The voices were becoming very distinct now. Alwin shook his head.
“I think it better to remain where we are. Sigurd knows that we are likely to be here. He will turn them aside, if need be. See; yonder is his blue cloak now, at the—”
He broke off and slowly rose to his feet, a look upon his face that made Helga whirl instinctively and glance over her shoulder. She did not turn back again, but sat as though frozen in the act; for behind the sumach bush Leif stood, watching them.
How long he had been there they had no idea, but his eyes were full upon them; and they realized that at last he knew truly for whom it was that Helga, Gilli’s daughter, had fled from home. His lips were drawn into a straight line, and his brows into a black frown.
The voices came nearer and nearer,—until Sigurd’s blue cloak fluttered at the very foot of the trail. When he saw the chief’s scarlet mantle mingling with the scarlet of the sumach leaves, the jarl’s son gave a great leap forward. It was no longer than the drawing of a breath, however, before he recovered himself.
His clear voice rose like a bugle call, “Diable! foster-father! I have just made a very different discovery from the one I promised you,—Tyrker has been left behind.”
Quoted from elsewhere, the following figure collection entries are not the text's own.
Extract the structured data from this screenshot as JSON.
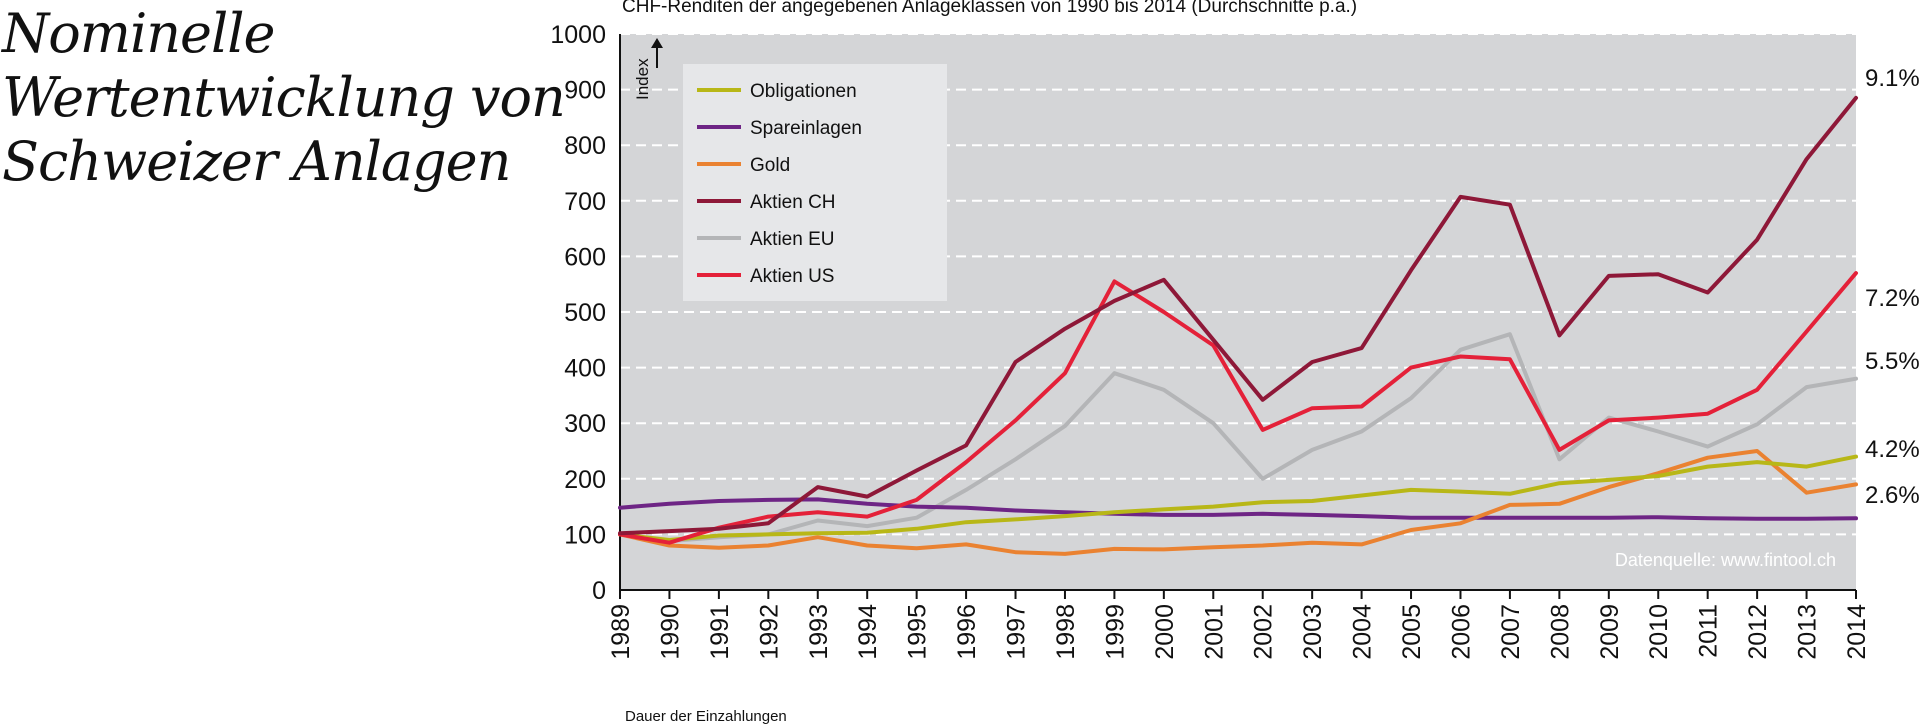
{
  "title": {
    "lines": [
      "Nominelle",
      "Wertentwicklung von",
      "Schweizer Anlagen"
    ]
  },
  "footer_note": "Dauer der Einzahlungen",
  "colors": {
    "plot_background": "#d4d5d7",
    "legend_background": "#e6e7e9",
    "grid": "#ffffff"
  },
  "chart_data": {
    "type": "line",
    "title": "CHF-Renditen der angegebenen Anlageklassen von 1990 bis 2014 (Durchschnitte p.a.)",
    "ylabel": "Index",
    "xlabel": "",
    "xlim": [
      1989,
      2014
    ],
    "ylim": [
      0,
      1000
    ],
    "x_ticks": [
      "1989",
      "1990",
      "1991",
      "1992",
      "1993",
      "1994",
      "1995",
      "1996",
      "1997",
      "1998",
      "1999",
      "2000",
      "2001",
      "2002",
      "2003",
      "2004",
      "2005",
      "2006",
      "2007",
      "2008",
      "2009",
      "2010",
      "2011",
      "2012",
      "2013",
      "2014"
    ],
    "y_ticks": [
      "0",
      "100",
      "200",
      "300",
      "400",
      "500",
      "600",
      "700",
      "800",
      "900",
      "1000"
    ],
    "grid": "horizontal dashed",
    "legend_position": "top-left",
    "source": "Datenquelle: www.fintool.ch",
    "series": [
      {
        "name": "Obligationen",
        "color": "#b8b717",
        "end_label": "4.2%",
        "points": [
          [
            1989,
            100
          ],
          [
            1990,
            90
          ],
          [
            1991,
            98
          ],
          [
            1992,
            100
          ],
          [
            1993,
            102
          ],
          [
            1994,
            103
          ],
          [
            1995,
            110
          ],
          [
            1996,
            122
          ],
          [
            1997,
            127
          ],
          [
            1998,
            133
          ],
          [
            1999,
            140
          ],
          [
            2000,
            145
          ],
          [
            2001,
            150
          ],
          [
            2002,
            158
          ],
          [
            2003,
            160
          ],
          [
            2004,
            170
          ],
          [
            2005,
            180
          ],
          [
            2006,
            177
          ],
          [
            2007,
            173
          ],
          [
            2008,
            192
          ],
          [
            2009,
            198
          ],
          [
            2010,
            205
          ],
          [
            2011,
            222
          ],
          [
            2012,
            230
          ],
          [
            2013,
            222
          ],
          [
            2014,
            240
          ]
        ]
      },
      {
        "name": "Spareinlagen",
        "color": "#6e2585",
        "end_label": "",
        "points": [
          [
            1989,
            148
          ],
          [
            1990,
            155
          ],
          [
            1991,
            160
          ],
          [
            1992,
            162
          ],
          [
            1993,
            163
          ],
          [
            1994,
            155
          ],
          [
            1995,
            150
          ],
          [
            1996,
            148
          ],
          [
            1997,
            143
          ],
          [
            1998,
            140
          ],
          [
            1999,
            137
          ],
          [
            2000,
            135
          ],
          [
            2001,
            135
          ],
          [
            2002,
            137
          ],
          [
            2003,
            135
          ],
          [
            2004,
            133
          ],
          [
            2005,
            130
          ],
          [
            2006,
            130
          ],
          [
            2007,
            130
          ],
          [
            2008,
            130
          ],
          [
            2009,
            130
          ],
          [
            2010,
            131
          ],
          [
            2011,
            129
          ],
          [
            2012,
            128
          ],
          [
            2013,
            128
          ],
          [
            2014,
            129
          ]
        ]
      },
      {
        "name": "Gold",
        "color": "#ea8231",
        "end_label": "2.6%",
        "points": [
          [
            1989,
            100
          ],
          [
            1990,
            80
          ],
          [
            1991,
            76
          ],
          [
            1992,
            80
          ],
          [
            1993,
            95
          ],
          [
            1994,
            80
          ],
          [
            1995,
            75
          ],
          [
            1996,
            82
          ],
          [
            1997,
            68
          ],
          [
            1998,
            65
          ],
          [
            1999,
            74
          ],
          [
            2000,
            73
          ],
          [
            2001,
            77
          ],
          [
            2002,
            80
          ],
          [
            2003,
            85
          ],
          [
            2004,
            82
          ],
          [
            2005,
            108
          ],
          [
            2006,
            120
          ],
          [
            2007,
            153
          ],
          [
            2008,
            155
          ],
          [
            2009,
            185
          ],
          [
            2010,
            210
          ],
          [
            2011,
            238
          ],
          [
            2012,
            250
          ],
          [
            2013,
            175
          ],
          [
            2014,
            190
          ]
        ]
      },
      {
        "name": "Aktien CH",
        "color": "#8e1838",
        "end_label": "9.1%",
        "points": [
          [
            1989,
            102
          ],
          [
            1990,
            106
          ],
          [
            1991,
            110
          ],
          [
            1992,
            120
          ],
          [
            1993,
            185
          ],
          [
            1994,
            168
          ],
          [
            1995,
            215
          ],
          [
            1996,
            260
          ],
          [
            1997,
            410
          ],
          [
            1998,
            470
          ],
          [
            1999,
            520
          ],
          [
            2000,
            558
          ],
          [
            2001,
            450
          ],
          [
            2002,
            342
          ],
          [
            2003,
            410
          ],
          [
            2004,
            435
          ],
          [
            2005,
            575
          ],
          [
            2006,
            707
          ],
          [
            2007,
            693
          ],
          [
            2008,
            458
          ],
          [
            2009,
            565
          ],
          [
            2010,
            568
          ],
          [
            2011,
            535
          ],
          [
            2012,
            630
          ],
          [
            2013,
            775
          ],
          [
            2014,
            885
          ]
        ]
      },
      {
        "name": "Aktien EU",
        "color": "#b4b5b7",
        "end_label": "5.5%",
        "points": [
          [
            1989,
            100
          ],
          [
            1990,
            88
          ],
          [
            1991,
            95
          ],
          [
            1992,
            100
          ],
          [
            1993,
            125
          ],
          [
            1994,
            115
          ],
          [
            1995,
            130
          ],
          [
            1996,
            180
          ],
          [
            1997,
            235
          ],
          [
            1998,
            295
          ],
          [
            1999,
            390
          ],
          [
            2000,
            360
          ],
          [
            2001,
            300
          ],
          [
            2002,
            200
          ],
          [
            2003,
            252
          ],
          [
            2004,
            285
          ],
          [
            2005,
            345
          ],
          [
            2006,
            432
          ],
          [
            2007,
            460
          ],
          [
            2008,
            235
          ],
          [
            2009,
            310
          ],
          [
            2010,
            285
          ],
          [
            2011,
            258
          ],
          [
            2012,
            298
          ],
          [
            2013,
            365
          ],
          [
            2014,
            380
          ]
        ]
      },
      {
        "name": "Aktien US",
        "color": "#e42139",
        "end_label": "7.2%",
        "points": [
          [
            1989,
            100
          ],
          [
            1990,
            85
          ],
          [
            1991,
            112
          ],
          [
            1992,
            132
          ],
          [
            1993,
            140
          ],
          [
            1994,
            132
          ],
          [
            1995,
            162
          ],
          [
            1996,
            230
          ],
          [
            1997,
            305
          ],
          [
            1998,
            390
          ],
          [
            1999,
            555
          ],
          [
            2000,
            500
          ],
          [
            2001,
            440
          ],
          [
            2002,
            288
          ],
          [
            2003,
            327
          ],
          [
            2004,
            330
          ],
          [
            2005,
            400
          ],
          [
            2006,
            420
          ],
          [
            2007,
            415
          ],
          [
            2008,
            252
          ],
          [
            2009,
            305
          ],
          [
            2010,
            310
          ],
          [
            2011,
            317
          ],
          [
            2012,
            360
          ],
          [
            2013,
            465
          ],
          [
            2014,
            570
          ]
        ]
      }
    ]
  }
}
The chief was down the bank in three long leaps, shooting a volley of fierce questions. Each member of the party instantly raised his voice to defend himself and blame his neighbor. The remainder of the camp, brought to the spot by the noise, rent the air with upbraiding and alarms. When the shield-maiden suddenly sprang from nowhere and stood in their midst, the men did not even notice her; nor did the appearance of the Norman attract more attention. As an accident, it was incredibly fortunate; as a diversion, it was a master-stroke.
Yet it did not take the chief long to quell the up-roar, when at last he had made up his mind what course to pursue. Seizing a shield from a man at his side, he hammered upon it with his sword until every other sound was drowned in the clangor.
“Silence!” he shouted. “Silence, fools! Would you save him by deafening each other? We must reach him before wild beasts do: he would be as a child in their clutches. Ten of you who are fresh-footed, get weapons and follow me. The least crazy of you who accompanied him, shall guide us back.”
Only as he was turning away and ran bodily into him, did he appear to remember the Norman’s existence. His eyes gave out an ominous flash.
“You also follow,” he commanded.
As the little column moved over the hills in the fading light, Helga looked after them, half dazed.
“What is the meaning of that?” she murmured to the jarl’s son at her side. “It is certain that Leif recognized him; yet he chooses him to accompany them. I do not understand it.”